Saaf Finance is building the AI workforce for the mortgage industry. We are an AI startup integrated with a top-10 mortgage lender, American Heritage Lending (AHL). Together we are combining AHL’s 15+ years of mortgage origination expertise with the power of AI-native innovation to redefine what’s possible in mortgage lending.
As a Full Stack Engineer at Saaf Finance, you will design and ship software that automates complex mortgage workflows while collaborating closely with founders, engineers, and design. We are an AI-native engineering team: AI-assisted development tools are a regular part of how we build, review, and ship software. We expect engineers to use these tools thoughtfully and effectively as part of their daily workflow.
5+ years of experience as a Full Stack Developer, with experience spanning both frontend and backend development.
3+ years of experience working with frontend JavaScript frameworks such as React or Angular, and backend technologies like NodeJS (these may overlap).
Strong experience designing and implementing APIs (RESTful and/or GraphQL), including versioning, documentation, and security best practices.
Demonstrated, regular use of AI-powered development tools (e.g., Cursor, GitHub Copilot, Claude Code, or similar) to accelerate coding, debugging, or documentation workflows.
Proficiency in SQL and NoSQL databases such as Postgres, MongoDB, or MySQL.
Solid understanding of the software development life cycle and Agile methodologies.
Proven experience leading a team or architecting a large-scale enterprise product.
Exceptional problem-solving, debugging, and software design skills.
Excellent written and verbal communication skills.
Self-driven with a strong work ethic and passion for excellence.

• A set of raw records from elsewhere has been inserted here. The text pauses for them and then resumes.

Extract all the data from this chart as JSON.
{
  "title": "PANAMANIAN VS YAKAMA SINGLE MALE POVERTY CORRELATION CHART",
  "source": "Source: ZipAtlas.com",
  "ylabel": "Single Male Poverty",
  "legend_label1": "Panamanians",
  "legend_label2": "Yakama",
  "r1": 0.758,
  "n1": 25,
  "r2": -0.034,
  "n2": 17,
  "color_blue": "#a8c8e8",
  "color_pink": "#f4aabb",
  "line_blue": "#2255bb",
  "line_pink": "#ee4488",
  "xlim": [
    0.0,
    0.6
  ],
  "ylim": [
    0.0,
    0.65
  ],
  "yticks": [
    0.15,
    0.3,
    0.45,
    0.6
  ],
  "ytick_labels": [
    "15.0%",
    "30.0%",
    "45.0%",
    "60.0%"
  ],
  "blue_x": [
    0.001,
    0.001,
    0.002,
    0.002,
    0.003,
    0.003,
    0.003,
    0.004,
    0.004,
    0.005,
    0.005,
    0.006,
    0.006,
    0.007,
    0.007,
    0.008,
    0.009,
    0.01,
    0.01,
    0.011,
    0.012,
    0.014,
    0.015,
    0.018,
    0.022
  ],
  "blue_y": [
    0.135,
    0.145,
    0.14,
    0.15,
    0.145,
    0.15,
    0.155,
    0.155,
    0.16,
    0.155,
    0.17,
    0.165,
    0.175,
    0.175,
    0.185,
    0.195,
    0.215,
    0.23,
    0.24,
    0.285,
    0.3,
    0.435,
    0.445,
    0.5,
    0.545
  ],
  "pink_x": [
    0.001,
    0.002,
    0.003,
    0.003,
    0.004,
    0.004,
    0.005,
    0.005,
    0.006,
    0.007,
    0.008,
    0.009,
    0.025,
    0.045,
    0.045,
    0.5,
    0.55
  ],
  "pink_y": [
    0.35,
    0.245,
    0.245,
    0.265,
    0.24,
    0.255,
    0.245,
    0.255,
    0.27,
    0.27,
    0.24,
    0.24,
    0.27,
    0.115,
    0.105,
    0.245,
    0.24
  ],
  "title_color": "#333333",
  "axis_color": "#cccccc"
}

Ability to work effectively both independently and as part of a team.
Strong understanding of AWS infrastructure and hands-on experience with services such as Serverless Framework, Lambda, and CloudFormation.
Experience working with Terraform.
Experience with prompt engineering for code generation, refactoring, test creation, or building AI-powered product features.
Knowledge of design patterns, data structures, and distributed systems.
Experience with data engineering (pipelines, ETL workflows, data architecture).
Prior early-stage startup experience is highly preferred.